Moreover, there are far more sensible applications for both hydrogen and e-fuels than using them to fill the fuel tanks of passenger cars. In specific industries as well as in fertilizer production, there is no low-carbon alternative to hydrogen. E-fuels will only be available in limited amounts, and they will be needed in aviation and shipping, use cases in which battery-electric drivetrains are not feasible, due to the weight of the batteries.

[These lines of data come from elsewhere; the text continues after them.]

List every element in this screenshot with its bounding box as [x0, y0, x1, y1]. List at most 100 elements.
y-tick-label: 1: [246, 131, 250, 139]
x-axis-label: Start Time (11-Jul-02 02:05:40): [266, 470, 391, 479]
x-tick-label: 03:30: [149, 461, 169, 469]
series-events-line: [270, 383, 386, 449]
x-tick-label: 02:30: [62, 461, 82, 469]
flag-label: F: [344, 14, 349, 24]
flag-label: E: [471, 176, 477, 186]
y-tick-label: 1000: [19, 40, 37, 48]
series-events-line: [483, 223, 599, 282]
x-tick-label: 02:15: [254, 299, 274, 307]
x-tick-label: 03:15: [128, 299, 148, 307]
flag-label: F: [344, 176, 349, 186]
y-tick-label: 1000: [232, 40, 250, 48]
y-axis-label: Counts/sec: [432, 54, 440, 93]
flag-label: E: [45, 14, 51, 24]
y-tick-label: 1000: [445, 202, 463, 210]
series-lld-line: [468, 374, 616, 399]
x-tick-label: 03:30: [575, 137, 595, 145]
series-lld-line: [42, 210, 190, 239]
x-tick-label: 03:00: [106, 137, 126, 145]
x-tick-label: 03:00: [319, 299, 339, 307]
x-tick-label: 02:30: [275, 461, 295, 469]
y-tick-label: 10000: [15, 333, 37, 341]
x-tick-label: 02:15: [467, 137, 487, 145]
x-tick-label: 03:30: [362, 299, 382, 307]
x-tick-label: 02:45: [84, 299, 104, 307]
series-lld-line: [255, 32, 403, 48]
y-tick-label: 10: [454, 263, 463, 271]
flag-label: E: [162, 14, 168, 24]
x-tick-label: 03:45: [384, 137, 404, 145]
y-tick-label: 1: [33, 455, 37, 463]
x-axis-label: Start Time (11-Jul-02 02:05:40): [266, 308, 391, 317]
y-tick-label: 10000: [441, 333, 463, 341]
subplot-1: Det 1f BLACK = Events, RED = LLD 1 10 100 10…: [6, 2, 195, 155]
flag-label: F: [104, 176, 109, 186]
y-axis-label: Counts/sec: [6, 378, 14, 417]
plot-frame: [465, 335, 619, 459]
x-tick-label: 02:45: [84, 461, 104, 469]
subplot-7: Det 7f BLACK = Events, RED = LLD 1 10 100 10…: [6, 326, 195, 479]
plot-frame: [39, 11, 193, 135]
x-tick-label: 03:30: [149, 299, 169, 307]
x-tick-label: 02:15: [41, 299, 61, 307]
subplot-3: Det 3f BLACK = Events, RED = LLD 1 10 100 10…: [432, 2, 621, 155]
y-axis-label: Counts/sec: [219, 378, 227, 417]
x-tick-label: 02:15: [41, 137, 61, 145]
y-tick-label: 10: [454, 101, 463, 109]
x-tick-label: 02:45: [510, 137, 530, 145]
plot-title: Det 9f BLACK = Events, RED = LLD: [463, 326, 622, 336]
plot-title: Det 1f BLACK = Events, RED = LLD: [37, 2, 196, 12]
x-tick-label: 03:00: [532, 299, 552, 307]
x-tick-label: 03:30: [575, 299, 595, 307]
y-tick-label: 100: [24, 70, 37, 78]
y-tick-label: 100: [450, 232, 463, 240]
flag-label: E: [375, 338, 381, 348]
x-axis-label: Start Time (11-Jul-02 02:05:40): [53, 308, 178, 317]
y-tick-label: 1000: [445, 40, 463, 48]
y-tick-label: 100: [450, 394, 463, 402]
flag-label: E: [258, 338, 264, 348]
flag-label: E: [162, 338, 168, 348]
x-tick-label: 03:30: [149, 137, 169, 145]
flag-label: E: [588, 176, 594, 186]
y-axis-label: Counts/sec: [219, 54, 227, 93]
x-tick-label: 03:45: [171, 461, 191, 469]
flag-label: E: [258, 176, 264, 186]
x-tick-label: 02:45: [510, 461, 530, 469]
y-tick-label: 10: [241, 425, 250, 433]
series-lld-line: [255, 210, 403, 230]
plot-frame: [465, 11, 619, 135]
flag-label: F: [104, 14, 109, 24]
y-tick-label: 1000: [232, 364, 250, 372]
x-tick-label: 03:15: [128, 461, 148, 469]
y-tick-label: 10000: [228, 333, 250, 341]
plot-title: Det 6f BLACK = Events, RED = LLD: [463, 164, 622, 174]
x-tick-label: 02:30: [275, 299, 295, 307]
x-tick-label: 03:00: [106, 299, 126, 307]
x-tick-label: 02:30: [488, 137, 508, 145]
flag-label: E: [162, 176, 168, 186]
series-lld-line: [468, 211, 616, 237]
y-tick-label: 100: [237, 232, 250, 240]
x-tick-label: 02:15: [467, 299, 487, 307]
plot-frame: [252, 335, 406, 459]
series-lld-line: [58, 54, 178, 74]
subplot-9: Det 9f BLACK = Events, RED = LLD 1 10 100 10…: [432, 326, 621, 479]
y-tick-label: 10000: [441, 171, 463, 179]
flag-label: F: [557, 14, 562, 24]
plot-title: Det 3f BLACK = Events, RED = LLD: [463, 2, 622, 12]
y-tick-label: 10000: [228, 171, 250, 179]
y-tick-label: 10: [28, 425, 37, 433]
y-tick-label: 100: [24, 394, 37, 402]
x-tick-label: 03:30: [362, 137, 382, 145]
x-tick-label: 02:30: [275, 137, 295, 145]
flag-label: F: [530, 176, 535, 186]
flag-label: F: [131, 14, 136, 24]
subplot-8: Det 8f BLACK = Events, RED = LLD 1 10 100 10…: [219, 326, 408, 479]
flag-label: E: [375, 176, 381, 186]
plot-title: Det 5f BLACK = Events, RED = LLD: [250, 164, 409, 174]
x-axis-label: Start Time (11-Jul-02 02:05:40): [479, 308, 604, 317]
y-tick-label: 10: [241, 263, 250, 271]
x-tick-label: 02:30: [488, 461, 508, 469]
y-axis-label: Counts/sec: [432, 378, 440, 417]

Certain constraints could lead to different technology choices, however. If drivers continue to face hurdles in accessing charging infrastructure, the need for hydrogen fuel cell cars could increase to achieve the net-zero goal. Compared to switching to BEVs, this would be more expensive and would require additional electricity for hydrogen production. In countries with much lower electrification and less reliable power grids, electrification of personal mobility might be disproportionately expensive, meaning that substituting gasoline and diesel with e-fuels in ICEVs might be a more economical option. This would be less efficient overall but might be cheaper from the perspective of the whole energy system. This is just one example of how mobility must be considered in the broader context of the energy transition.